Era el día.
El día en el que nos despedíamos de mi querida abuela Rosa y el día en el que esperaba encontrarme con Mimi después de tanto tiempo, y que ahora, ella SI me viese a mí.
Me levanté sin apetito.
Supongo que por la ensalada de emociones, que tenía en mi estómago, sólo pude tomarme un té.
Mi padre y mi tío tenían un semblante serio, y comentaban con un café en la mano, sus deseos de que acabara ya la misa, y todos los trámites posteriores. Los entendía, en realidad, llevábamos sin mi abuela ya cuatro meses, y habían sido meses durísimos. Demasiadas noches de hospital y Orfidal, en un incómodo sillón, y ningún diagnóstico favorable.
Llegamos los primeros a la iglesia y nos colocamos en los primeros bancos, que teníamos reservados. No miré hacia atrás durante la misa, ese momento era de mi abuela y sólo pensaba en ella y en que gracias a aquel verano, la conocí y la quise. Ya que, a partir de ahí, cambió nuestra relación, y la invitaba casi todos los años unos días a Madrid. Pero si no hubiese sido por esos meses, sólo tendría de ella un recuerdo vago e infantil de un par de veces, cuándo aún, era muy niña.
Era una jugadora de cartas a la que le gustaba ganar, tomaba el café siempre en vaso de cristal y coleccionaba monedas de dos euros. Con el dinero que tenga cuando rompa la hucha, voy a ir a verte a Madrid y nos vamos a ir de viaje las dos, me decía.
Era la mejor cocinera de dulces, su blusa favorita era una que tenía mil colorines, y quería mucho a Mimi. A esta amiga no la pierdas, que los amigos de verdad se cuentan con los dedos de una mano, y te sobran, y la Mimi es mu buena amiga, y se porta mu bien contigo, me recordaba ella, cuando la rubia y yo, teníamos alguna discusión.Pasaron por mi cabeza sus últimas palabras hacia mí: cuida a tu padre y sé feliz cariño, a lo que no pude contestarle otra cosa que no fuera: sí, te prometo, que lo voy hacer abuela.

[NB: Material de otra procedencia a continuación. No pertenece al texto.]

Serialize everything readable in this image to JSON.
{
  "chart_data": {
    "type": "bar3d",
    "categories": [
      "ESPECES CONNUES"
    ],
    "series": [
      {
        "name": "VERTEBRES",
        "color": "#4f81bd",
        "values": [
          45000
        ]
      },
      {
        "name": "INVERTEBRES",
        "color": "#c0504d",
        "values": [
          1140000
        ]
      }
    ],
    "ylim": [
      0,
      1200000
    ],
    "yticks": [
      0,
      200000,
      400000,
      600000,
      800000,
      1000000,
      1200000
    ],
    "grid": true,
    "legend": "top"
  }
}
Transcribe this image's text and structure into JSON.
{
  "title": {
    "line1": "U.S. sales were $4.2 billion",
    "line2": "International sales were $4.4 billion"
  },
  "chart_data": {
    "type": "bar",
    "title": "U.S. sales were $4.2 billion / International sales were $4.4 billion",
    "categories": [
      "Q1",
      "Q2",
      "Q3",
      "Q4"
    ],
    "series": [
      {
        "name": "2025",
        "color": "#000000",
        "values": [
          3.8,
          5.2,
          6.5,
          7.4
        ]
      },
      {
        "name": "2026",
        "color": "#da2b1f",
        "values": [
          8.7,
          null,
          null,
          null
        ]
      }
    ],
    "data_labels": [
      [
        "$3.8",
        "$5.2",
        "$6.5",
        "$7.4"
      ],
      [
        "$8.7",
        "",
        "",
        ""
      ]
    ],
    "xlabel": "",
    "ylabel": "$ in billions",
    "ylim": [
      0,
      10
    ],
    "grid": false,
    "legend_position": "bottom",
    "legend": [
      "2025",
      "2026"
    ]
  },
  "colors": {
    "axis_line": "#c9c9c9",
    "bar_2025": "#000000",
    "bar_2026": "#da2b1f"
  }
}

Y ahora, en su misa, antes de que su cuerpo se convierta en ceniza, sólo quería darle las gracias por enseñarme tantas cosas buenas y decirle que algún día, volveremos a desayunar juntas en el Bar de Estrella, nos saldremos a la puerta de casa al fresco, y haremos ese viaje que nos quedó pendiente.
El momento del pésame me hizo aterrizar al lugar dónde nos encontrábamos, y tras colocarme junto a mi padre en un par de escalones por encima del resto de la iglesia, comenzó a pasar gente para mostrarnos su apoyo.
Pero ella no.
Ella no pasó.
Sí lo hizo su madre, lo hizo Hugo, Mireya y hasta su antigua jefa, Estrella, pero de Mimi no había ni rastro.
No pude evitar emocionarme y romper en llanto, cuándo Mireya me abrazó, ella también apreciaba mucho a mi abuela y a mi padre, y notaba que su abrazo y su consuelo eran totalmente sinceros.
Tras un desfile de gente, la mayoría desconocidos para mí, salimos y la gente, poco a poco, se empezó a diluir.
El mal trago había pasado.
Ya sólo nos quedaba recordarla en nuestro día a día, y ya cada uno, lo haríamos a nuestra manera.
—¿Qué tal reina? —me dijo de forma efusiva Inma, al verme de nuevo, ya fuera en la plaza.
Inma la madre de Mimi, era como una representación de lo que sería Mimi en unos veinticinco años, porque eran dos gotas de agua. Mismos ojos, misma sonrisa, misma forma de hablar y hasta utilizaban las mismas palabras muchas veces, lo único que las diferenciaba era la forma de vestir, ya que Inma, nunca se pondría la estridente ropa que usaba su hija.